O estudo continua dizendo que: «Para esta situação pode ter contribuído o aumento substancial das propinas no ensino público, que subiram 452% numa década, entre 1995 e 2005, para os valores actuais que podem chegar até perto de mil euros anuais.» “Pode ter contribuído” só pode ser uma construção alegórica, se esse foi o principal instrumento do processo de elitização. Mas os responsáveis máximos por isto andam aí, impunes, como MFL ou este ser asqueroso, que há vinte anos defende o aumento das propinas.
Outro papel do ES é o de desmotivação das camadas sociais mais desfavorecidas a procurarem o estudo e conhecimento. Lenine dizia que era importante “Aprender, aprender, sempre” e é obvio que não é preciso frequentar uma universidade para perceber os mecanismos sociais, ou mesmo para ser um grande engenheiro, como foi o camarada Bento Gonçalves.
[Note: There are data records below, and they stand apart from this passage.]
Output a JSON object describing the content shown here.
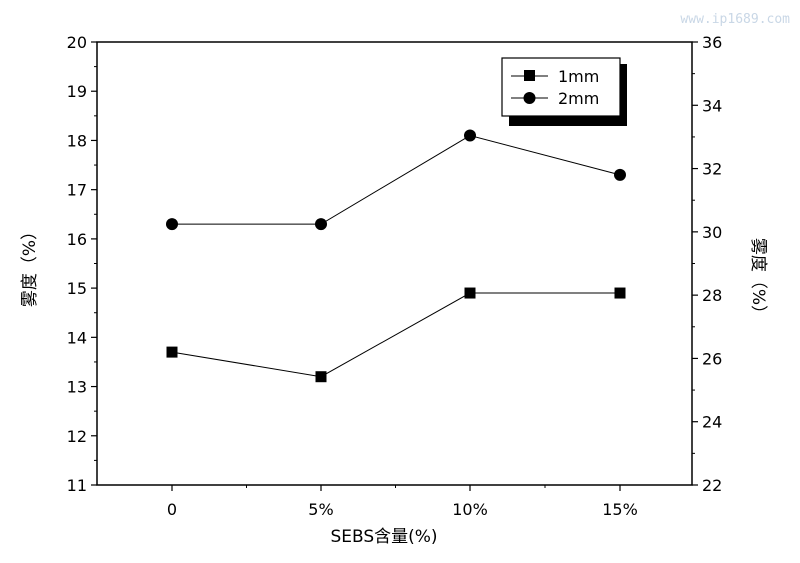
{
  "watermark": "www.ip1689.com",
  "chart_data": {
    "type": "line",
    "categories": [
      "0",
      "5%",
      "10%",
      "15%"
    ],
    "xlabel": "SEBS含量(%)",
    "ylabel_left": "雾度（%）",
    "ylabel_right": "雾度（%）",
    "left_axis": {
      "range": [
        11,
        20
      ],
      "ticks": [
        "11",
        "12",
        "13",
        "14",
        "15",
        "16",
        "17",
        "18",
        "19",
        "20"
      ]
    },
    "right_axis": {
      "range": [
        22,
        36
      ],
      "ticks": [
        "22",
        "24",
        "26",
        "28",
        "30",
        "32",
        "34",
        "36"
      ]
    },
    "series": [
      {
        "name": "1mm",
        "marker": "square",
        "axis": "left",
        "values": [
          13.7,
          13.2,
          14.9,
          14.9
        ]
      },
      {
        "name": "2mm",
        "marker": "circle",
        "axis": "left",
        "values": [
          16.3,
          16.3,
          18.1,
          17.3
        ]
      }
    ],
    "legend_position": "top-right",
    "grid": false,
    "colors": {
      "line": "#000000",
      "marker": "#000000",
      "background": "#ffffff"
    }
  }
}
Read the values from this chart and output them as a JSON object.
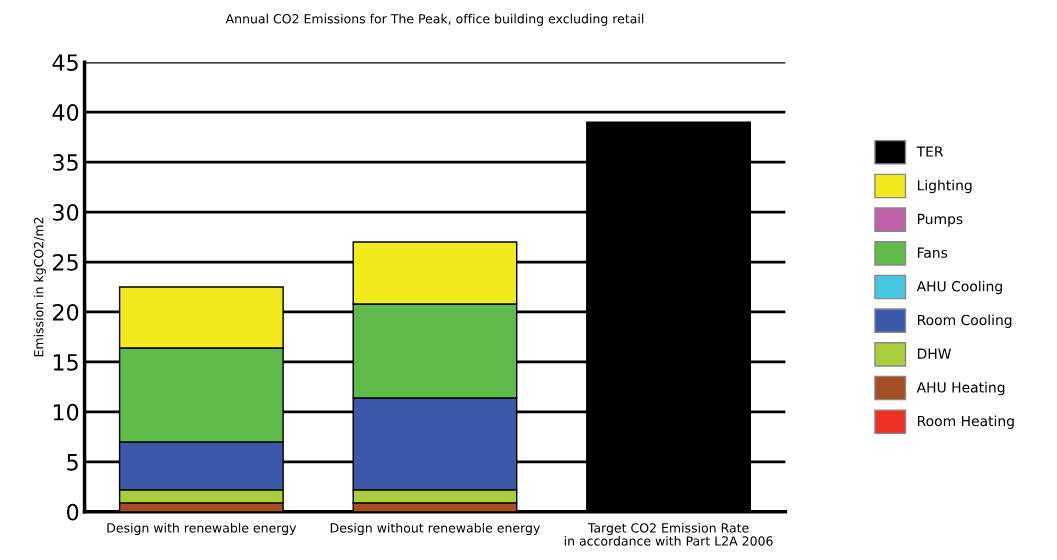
{
  "chart_data": {
    "type": "bar",
    "stacked": true,
    "title": "Annual CO2 Emissions for The Peak, office building excluding retail",
    "ylabel": "Emission in kgCO2/m2",
    "categories": [
      "Design with renewable energy",
      "Design without renewable energy",
      "Target CO2 Emission Rate\nin accordance with Part L2A 2006"
    ],
    "series": [
      {
        "name": "Room Heating",
        "color": "#ee3124",
        "values": [
          0,
          0,
          null
        ]
      },
      {
        "name": "AHU Heating",
        "color": "#a84e26",
        "values": [
          0.9,
          0.9,
          null
        ]
      },
      {
        "name": "DHW",
        "color": "#aacd3a",
        "values": [
          1.3,
          1.3,
          null
        ]
      },
      {
        "name": "Room Cooling",
        "color": "#3c58a8",
        "values": [
          4.8,
          9.2,
          null
        ]
      },
      {
        "name": "AHU Cooling",
        "color": "#48c8e0",
        "values": [
          0,
          0,
          null
        ]
      },
      {
        "name": "Fans",
        "color": "#5fba4a",
        "values": [
          9.4,
          9.4,
          null
        ]
      },
      {
        "name": "Pumps",
        "color": "#c060a8",
        "values": [
          0,
          0,
          null
        ]
      },
      {
        "name": "Lighting",
        "color": "#f2ea1c",
        "values": [
          6.1,
          6.2,
          null
        ]
      },
      {
        "name": "TER",
        "color": "#000000",
        "values": [
          null,
          null,
          39
        ]
      }
    ],
    "ylim": [
      0,
      45
    ],
    "yticks": [
      0,
      5,
      10,
      15,
      20,
      25,
      30,
      35,
      40,
      45
    ],
    "grid": "y",
    "legend": "right"
  }
}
Mas o proletariado partindo de uma posição sempre desfavorável em relação aos detentores dos meios de produção não poderá nunca rivalizar com elas na produção de conhecimentos, por falta de condições efectivas. Isto leva à alienação e ao nihilismo entre as massas trabalhadoras, ou pelo menos ajuda.
É aqui que entra o papel da vanguarda dos trabalhadores. Nunca, jamais, desmoralizar. Aprender sempre. Estudar, divulgar, denunciar, lutar, combater, insurgir-se sempre. Não se deixar dominar pela ideologia dominante, que tece teias indestrutíveis através de lutas parciais e só serão destruídas quando o povo tomar o poder. Aí sim, o ES será para todos. Todos os que tiverem capacidades intelectuais e vontade. Mas será também posto ao serviço de todos, da sociedade e do progresso. Entretanto… a luta continua.

2 comentários:

Fernando Samuel disse...

Um grandecíssima vergonha, sem dúvida.

Um abraço.

CRN disse...

Uma tendencia altamente fascizante.

A revolução é hoje!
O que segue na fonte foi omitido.